I’m twenty-three years old, and I have actively avoided feeling pain my entire life. I’ve played it safe, taken all the routes I thought I was supposed to, being just enough creative but not too wild, living but not too much. Then this year I decided to throw everything I thought I knew about myself out the window. And it’s painful. Digging deep to truly find yourself hurts. It doesn’t matter how many times I watch Eat, Pray, Love or plan my next life-changing trip, I cannot escape the isolated, lonely feeling of growing.
I’m learning something new about myself every single day. I’m finding acceptance in being imperfect. I now have a tattoo down my arm, a nose ring on my face, I say shit a few times each day (and even more inside my head). I’m crying, a lot. In public, by myself. Just yesterday I hid in my car and sobbed because life is messy. I’m making choices that don’t look perfect on the outside, but they feel like me on the inside.

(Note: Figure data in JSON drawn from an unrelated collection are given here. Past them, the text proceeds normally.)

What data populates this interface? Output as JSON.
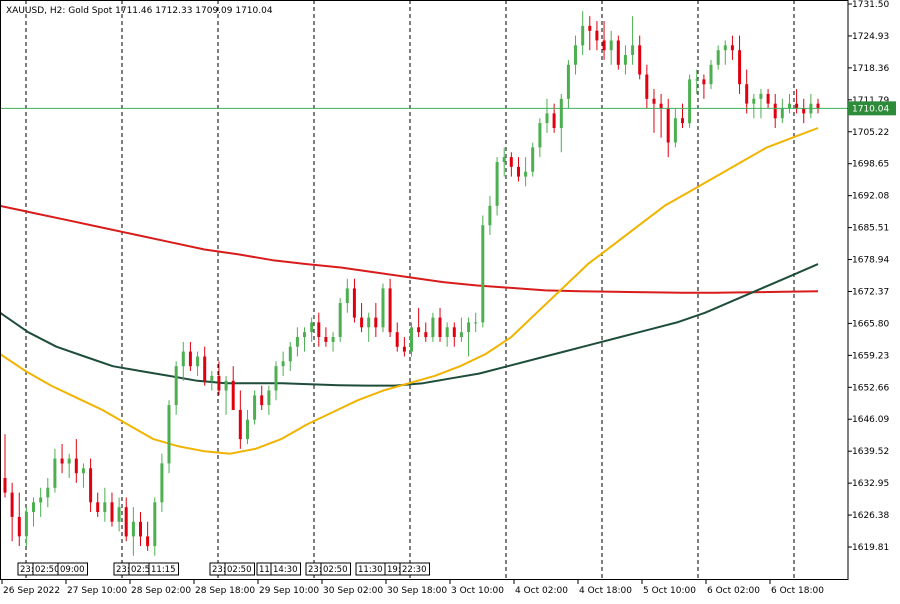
{
  "header": {
    "symbol": "XAUUSD",
    "timeframe": "H2",
    "name": "Gold Spot",
    "open": "1711.46",
    "high": "1712.33",
    "low": "1709.09",
    "close": "1710.04"
  },
  "price_axis": {
    "ticks": [
      "1731.50",
      "1724.93",
      "1718.36",
      "1711.79",
      "1705.22",
      "1698.65",
      "1692.08",
      "1685.51",
      "1678.94",
      "1672.37",
      "1665.80",
      "1659.23",
      "1652.66",
      "1646.09",
      "1639.52",
      "1632.95",
      "1626.38",
      "1619.81"
    ]
  },
  "time_axis": {
    "labels": [
      "26 Sep 2022",
      "27 Sep 10:00",
      "28 Sep 02:00",
      "28 Sep 18:00",
      "29 Sep 10:00",
      "30 Sep 02:00",
      "30 Sep 18:00",
      "3 Oct 10:00",
      "4 Oct 02:00",
      "4 Oct 18:00",
      "5 Oct 10:00",
      "6 Oct 02:00",
      "6 Oct 18:00"
    ]
  },
  "session_labels": [
    "23:",
    "02:50",
    "09:00",
    "23:",
    "02:50",
    "11:15",
    "23:",
    "02:50",
    "11:",
    "14:30",
    "23:",
    "02:50",
    "11:30",
    "19:",
    "22:30"
  ],
  "colors": {
    "bull": "#4caf50",
    "bear": "#e0000f",
    "ma_fast": "#f0b400",
    "ma_mid": "#1e4d3a",
    "ma_slow": "#d81c1c",
    "bid_line": "#3fae5a",
    "price_label_bg": "#2e8b3a",
    "separator": "#000000"
  },
  "chart_data": {
    "type": "candlestick",
    "title": "XAUUSD, H2: Gold Spot",
    "ylim": [
      1616.5,
      1731.5
    ],
    "current_price": 1710.04,
    "candles": [
      {
        "o": 1634,
        "h": 1643,
        "l": 1630,
        "c": 1631
      },
      {
        "o": 1631,
        "h": 1633,
        "l": 1621,
        "c": 1626
      },
      {
        "o": 1626,
        "h": 1631,
        "l": 1620,
        "c": 1622
      },
      {
        "o": 1622,
        "h": 1628,
        "l": 1620,
        "c": 1627
      },
      {
        "o": 1627,
        "h": 1630,
        "l": 1624,
        "c": 1629
      },
      {
        "o": 1629,
        "h": 1632,
        "l": 1626,
        "c": 1630
      },
      {
        "o": 1630,
        "h": 1634,
        "l": 1628,
        "c": 1632
      },
      {
        "o": 1632,
        "h": 1640,
        "l": 1631,
        "c": 1638
      },
      {
        "o": 1638,
        "h": 1641,
        "l": 1635,
        "c": 1637
      },
      {
        "o": 1637,
        "h": 1639,
        "l": 1634,
        "c": 1638
      },
      {
        "o": 1638,
        "h": 1642,
        "l": 1633,
        "c": 1635
      },
      {
        "o": 1635,
        "h": 1637,
        "l": 1632,
        "c": 1636
      },
      {
        "o": 1636,
        "h": 1638,
        "l": 1627,
        "c": 1629
      },
      {
        "o": 1629,
        "h": 1631,
        "l": 1626,
        "c": 1627
      },
      {
        "o": 1627,
        "h": 1632,
        "l": 1625,
        "c": 1629
      },
      {
        "o": 1629,
        "h": 1631,
        "l": 1624,
        "c": 1625
      },
      {
        "o": 1625,
        "h": 1630,
        "l": 1623,
        "c": 1628
      },
      {
        "o": 1628,
        "h": 1630,
        "l": 1621,
        "c": 1622
      },
      {
        "o": 1622,
        "h": 1628,
        "l": 1618,
        "c": 1625
      },
      {
        "o": 1625,
        "h": 1627,
        "l": 1620,
        "c": 1622
      },
      {
        "o": 1622,
        "h": 1625,
        "l": 1619,
        "c": 1620
      },
      {
        "o": 1620,
        "h": 1630,
        "l": 1618,
        "c": 1629
      },
      {
        "o": 1629,
        "h": 1639,
        "l": 1627,
        "c": 1637
      },
      {
        "o": 1637,
        "h": 1650,
        "l": 1635,
        "c": 1649
      },
      {
        "o": 1649,
        "h": 1658,
        "l": 1647,
        "c": 1657
      },
      {
        "o": 1657,
        "h": 1662,
        "l": 1654,
        "c": 1660
      },
      {
        "o": 1660,
        "h": 1662,
        "l": 1656,
        "c": 1657
      },
      {
        "o": 1657,
        "h": 1660,
        "l": 1655,
        "c": 1659
      },
      {
        "o": 1659,
        "h": 1661,
        "l": 1653,
        "c": 1654
      },
      {
        "o": 1654,
        "h": 1656,
        "l": 1652,
        "c": 1655
      },
      {
        "o": 1655,
        "h": 1658,
        "l": 1651,
        "c": 1652
      },
      {
        "o": 1652,
        "h": 1655,
        "l": 1647,
        "c": 1654
      },
      {
        "o": 1654,
        "h": 1657,
        "l": 1648,
        "c": 1648
      },
      {
        "o": 1648,
        "h": 1652,
        "l": 1640,
        "c": 1642
      },
      {
        "o": 1642,
        "h": 1648,
        "l": 1641,
        "c": 1646
      },
      {
        "o": 1646,
        "h": 1652,
        "l": 1645,
        "c": 1651
      },
      {
        "o": 1651,
        "h": 1653,
        "l": 1648,
        "c": 1649
      },
      {
        "o": 1649,
        "h": 1653,
        "l": 1647,
        "c": 1652
      },
      {
        "o": 1652,
        "h": 1658,
        "l": 1650,
        "c": 1657
      },
      {
        "o": 1657,
        "h": 1660,
        "l": 1655,
        "c": 1658
      },
      {
        "o": 1658,
        "h": 1662,
        "l": 1656,
        "c": 1661
      },
      {
        "o": 1661,
        "h": 1665,
        "l": 1659,
        "c": 1663
      },
      {
        "o": 1663,
        "h": 1665,
        "l": 1660,
        "c": 1664
      },
      {
        "o": 1664,
        "h": 1667,
        "l": 1662,
        "c": 1666
      },
      {
        "o": 1666,
        "h": 1668,
        "l": 1661,
        "c": 1663
      },
      {
        "o": 1663,
        "h": 1665,
        "l": 1661,
        "c": 1662
      },
      {
        "o": 1662,
        "h": 1664,
        "l": 1660,
        "c": 1663
      },
      {
        "o": 1663,
        "h": 1671,
        "l": 1662,
        "c": 1670
      },
      {
        "o": 1670,
        "h": 1675,
        "l": 1668,
        "c": 1673
      },
      {
        "o": 1673,
        "h": 1675,
        "l": 1666,
        "c": 1667
      },
      {
        "o": 1667,
        "h": 1670,
        "l": 1664,
        "c": 1665
      },
      {
        "o": 1665,
        "h": 1668,
        "l": 1662,
        "c": 1667
      },
      {
        "o": 1667,
        "h": 1670,
        "l": 1663,
        "c": 1665
      },
      {
        "o": 1665,
        "h": 1674,
        "l": 1664,
        "c": 1673
      },
      {
        "o": 1673,
        "h": 1675,
        "l": 1663,
        "c": 1664
      },
      {
        "o": 1664,
        "h": 1666,
        "l": 1660,
        "c": 1661
      },
      {
        "o": 1661,
        "h": 1663,
        "l": 1659,
        "c": 1660
      },
      {
        "o": 1660,
        "h": 1666,
        "l": 1659,
        "c": 1665
      },
      {
        "o": 1665,
        "h": 1669,
        "l": 1663,
        "c": 1664
      },
      {
        "o": 1664,
        "h": 1666,
        "l": 1662,
        "c": 1663
      },
      {
        "o": 1663,
        "h": 1668,
        "l": 1662,
        "c": 1667
      },
      {
        "o": 1667,
        "h": 1669,
        "l": 1662,
        "c": 1663
      },
      {
        "o": 1663,
        "h": 1666,
        "l": 1661,
        "c": 1665
      },
      {
        "o": 1665,
        "h": 1666,
        "l": 1661,
        "c": 1663
      },
      {
        "o": 1663,
        "h": 1667,
        "l": 1662,
        "c": 1664
      },
      {
        "o": 1664,
        "h": 1667,
        "l": 1659,
        "c": 1666
      },
      {
        "o": 1666,
        "h": 1668,
        "l": 1664,
        "c": 1666
      },
      {
        "o": 1666,
        "h": 1688,
        "l": 1665,
        "c": 1686
      },
      {
        "o": 1686,
        "h": 1692,
        "l": 1684,
        "c": 1690
      },
      {
        "o": 1690,
        "h": 1700,
        "l": 1688,
        "c": 1699
      },
      {
        "o": 1699,
        "h": 1702,
        "l": 1696,
        "c": 1700
      },
      {
        "o": 1700,
        "h": 1701,
        "l": 1696,
        "c": 1698
      },
      {
        "o": 1698,
        "h": 1700,
        "l": 1695,
        "c": 1696
      },
      {
        "o": 1696,
        "h": 1700,
        "l": 1694,
        "c": 1697
      },
      {
        "o": 1697,
        "h": 1703,
        "l": 1696,
        "c": 1702
      },
      {
        "o": 1702,
        "h": 1708,
        "l": 1700,
        "c": 1707
      },
      {
        "o": 1707,
        "h": 1712,
        "l": 1705,
        "c": 1709
      },
      {
        "o": 1709,
        "h": 1711,
        "l": 1705,
        "c": 1706
      },
      {
        "o": 1706,
        "h": 1713,
        "l": 1701,
        "c": 1712
      },
      {
        "o": 1712,
        "h": 1720,
        "l": 1710,
        "c": 1719
      },
      {
        "o": 1719,
        "h": 1725,
        "l": 1717,
        "c": 1723
      },
      {
        "o": 1723,
        "h": 1730,
        "l": 1721,
        "c": 1727
      },
      {
        "o": 1727,
        "h": 1729,
        "l": 1722,
        "c": 1726
      },
      {
        "o": 1726,
        "h": 1728,
        "l": 1722,
        "c": 1724
      },
      {
        "o": 1724,
        "h": 1728,
        "l": 1720,
        "c": 1722
      },
      {
        "o": 1722,
        "h": 1726,
        "l": 1719,
        "c": 1724
      },
      {
        "o": 1724,
        "h": 1725,
        "l": 1718,
        "c": 1719
      },
      {
        "o": 1719,
        "h": 1723,
        "l": 1717,
        "c": 1721
      },
      {
        "o": 1721,
        "h": 1729,
        "l": 1719,
        "c": 1723
      },
      {
        "o": 1723,
        "h": 1725,
        "l": 1716,
        "c": 1717
      },
      {
        "o": 1717,
        "h": 1719,
        "l": 1710,
        "c": 1712
      },
      {
        "o": 1712,
        "h": 1714,
        "l": 1705,
        "c": 1711
      },
      {
        "o": 1711,
        "h": 1713,
        "l": 1704,
        "c": 1710
      },
      {
        "o": 1710,
        "h": 1712,
        "l": 1700,
        "c": 1703
      },
      {
        "o": 1703,
        "h": 1710,
        "l": 1702,
        "c": 1708
      },
      {
        "o": 1708,
        "h": 1711,
        "l": 1706,
        "c": 1707
      },
      {
        "o": 1707,
        "h": 1717,
        "l": 1706,
        "c": 1716
      },
      {
        "o": 1716,
        "h": 1718,
        "l": 1713,
        "c": 1716
      },
      {
        "o": 1716,
        "h": 1717,
        "l": 1712,
        "c": 1715
      },
      {
        "o": 1715,
        "h": 1720,
        "l": 1714,
        "c": 1719
      },
      {
        "o": 1719,
        "h": 1723,
        "l": 1718,
        "c": 1722
      },
      {
        "o": 1722,
        "h": 1724,
        "l": 1719,
        "c": 1723
      },
      {
        "o": 1723,
        "h": 1725,
        "l": 1720,
        "c": 1722
      },
      {
        "o": 1722,
        "h": 1725,
        "l": 1713,
        "c": 1715
      },
      {
        "o": 1715,
        "h": 1718,
        "l": 1709,
        "c": 1711
      },
      {
        "o": 1711,
        "h": 1713,
        "l": 1708,
        "c": 1712
      },
      {
        "o": 1712,
        "h": 1714,
        "l": 1708,
        "c": 1713
      },
      {
        "o": 1713,
        "h": 1714,
        "l": 1710,
        "c": 1711
      },
      {
        "o": 1711,
        "h": 1713,
        "l": 1706,
        "c": 1708
      },
      {
        "o": 1708,
        "h": 1712,
        "l": 1707,
        "c": 1710
      },
      {
        "o": 1710,
        "h": 1713,
        "l": 1709,
        "c": 1711
      },
      {
        "o": 1711,
        "h": 1714,
        "l": 1709,
        "c": 1710
      },
      {
        "o": 1710,
        "h": 1712,
        "l": 1707,
        "c": 1709
      },
      {
        "o": 1709,
        "h": 1713,
        "l": 1708,
        "c": 1711
      },
      {
        "o": 1711,
        "h": 1712,
        "l": 1709,
        "c": 1710.04
      }
    ],
    "ma_fast": [
      1659.5,
      1656,
      1653,
      1650.5,
      1648,
      1645,
      1642,
      1640.5,
      1639.5,
      1639,
      1640,
      1642,
      1645,
      1647.5,
      1650,
      1652,
      1653.5,
      1655,
      1657,
      1659.5,
      1663,
      1668,
      1673,
      1678,
      1682,
      1686,
      1690,
      1693,
      1696,
      1699,
      1702,
      1704,
      1706
    ],
    "ma_mid": [
      1668,
      1664,
      1661,
      1659,
      1657,
      1656,
      1655,
      1654,
      1653.5,
      1653.5,
      1653.5,
      1653.3,
      1653.1,
      1653,
      1653,
      1653.5,
      1654.5,
      1655.5,
      1657,
      1658.5,
      1660,
      1661.5,
      1663,
      1664.5,
      1666,
      1668,
      1670.5,
      1673,
      1675.5,
      1678
    ],
    "ma_slow": [
      1690,
      1688.5,
      1687,
      1685.5,
      1684,
      1682.5,
      1681,
      1680,
      1678.8,
      1678,
      1677.3,
      1676.3,
      1675.3,
      1674.3,
      1673.6,
      1673.1,
      1672.6,
      1672.4,
      1672.3,
      1672.2,
      1672.1,
      1672.1,
      1672.2,
      1672.3,
      1672.4
    ]
  }
}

My growing up has been ideal. I have a family who loves me. I have the best support system. I’ve traveled the world and I haven’t gone through trauma. So, I ignorantly thought, I could just coast through life.
Couldn’t I?
But I’ve realized something this year. Pain is part of living. Failure is part of growth. Mistakes are where the true magic happens. I have spent more time running away from feeling those deep, dark feelings that reside within me (I still think it must be a past life thing) than actually embracing the lessons those feelings have to offer.
Every day, every moment, my mood changes. I can’t predict who I will feel like tomorrow.
Will it be the Beyonce version of me or Lena Dunham in Girls?
Am I going to be a kickass today at life or am I going to fail at trying to get
out of bed?
I thought by now that I would be able to look myself in the mirror and say, “I’ve got this life thing figured out. I’m being my best self every day.” But instead I don’t know what way is up or down most of the
time. And you know what? I feel more whole than I’ve ever felt before. I feel more alive. I feel sadness, and I feel joy.
So, yeah. I’m a twenty-something who doesn’t have it together. Like at all. What twenty-something does? I’ve become part of a statistic. I’m not special. I’m not unique. But I’m me. Blooming with the pain of it all.